The Polish School of Mathematics was the mathematics community that flourished in Poland in the 20th century, particularly during the Interbellum between World Wars I and II.

== Overview ==
The Polish School of Mathematics subsumed:

- the Lwów School of Mathematics - mostly focused on functional analysis;
- the Warsaw School of Mathematics - mostly focused on set theory, mathematical logic and topology; and
- the Kraków School of Mathematics - mostly focused on differential equations, analytic functions, differential geometry.

=== Nomenclature ===
Poland's mathematicians provided a name to Polish notation and Polish space.

=== Background ===
It has been debated what stimulated the exceptional efflorescence of mathematics in Poland after World War I. Important preparatory work had been done by the Polish "Positivists" following the disastrous January 1863 Uprising. The Positivists extolled science and technology, and popularized slogans of "organic work" and "building from the foundations." In the 20th century, mathematics was a field of endeavor that could be successfully pursued even with the limited resources that Poland commanded in the interbellum period.

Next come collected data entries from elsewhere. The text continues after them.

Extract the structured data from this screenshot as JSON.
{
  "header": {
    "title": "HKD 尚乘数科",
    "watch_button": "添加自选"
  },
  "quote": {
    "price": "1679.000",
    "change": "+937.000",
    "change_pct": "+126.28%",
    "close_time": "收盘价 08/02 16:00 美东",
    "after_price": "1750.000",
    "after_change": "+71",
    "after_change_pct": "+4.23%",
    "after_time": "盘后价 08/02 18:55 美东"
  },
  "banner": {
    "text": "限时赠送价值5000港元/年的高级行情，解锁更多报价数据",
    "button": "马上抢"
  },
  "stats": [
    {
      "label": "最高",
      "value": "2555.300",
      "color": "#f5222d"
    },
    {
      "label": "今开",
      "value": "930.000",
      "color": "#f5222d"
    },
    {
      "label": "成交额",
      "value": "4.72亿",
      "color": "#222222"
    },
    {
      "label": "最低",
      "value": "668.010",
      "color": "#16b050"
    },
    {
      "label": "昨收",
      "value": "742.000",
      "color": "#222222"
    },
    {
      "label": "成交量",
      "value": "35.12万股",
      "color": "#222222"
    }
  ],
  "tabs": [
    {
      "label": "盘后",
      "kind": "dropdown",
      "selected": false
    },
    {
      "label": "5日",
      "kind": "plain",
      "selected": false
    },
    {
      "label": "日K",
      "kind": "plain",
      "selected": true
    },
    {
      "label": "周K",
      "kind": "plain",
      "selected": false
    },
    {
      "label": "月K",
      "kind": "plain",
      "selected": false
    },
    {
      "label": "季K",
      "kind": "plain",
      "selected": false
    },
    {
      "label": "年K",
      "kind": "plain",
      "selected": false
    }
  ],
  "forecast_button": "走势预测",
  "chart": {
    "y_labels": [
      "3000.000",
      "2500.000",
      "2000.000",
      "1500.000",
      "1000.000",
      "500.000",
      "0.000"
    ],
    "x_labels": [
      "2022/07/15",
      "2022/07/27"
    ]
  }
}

=== Historical Influences ===
Over the centuries, Polish mathematicians have influenced the course of history. Copernicus used mathematics to buttress his revolutionary heliocentric theory. Four hundred years later, Marian Rejewski — subsequently assisted by fellow mathematician-cryptologists Jerzy Różycki and Henryk Zygalski — in December 1932 first broke the German Enigma machine cipher, thus laying the foundations for British World War II reading of Enigma ciphers ("Ultra"). After the war, Stanisław Ulam showed Edward Teller how to construct a practicable hydrogen bomb.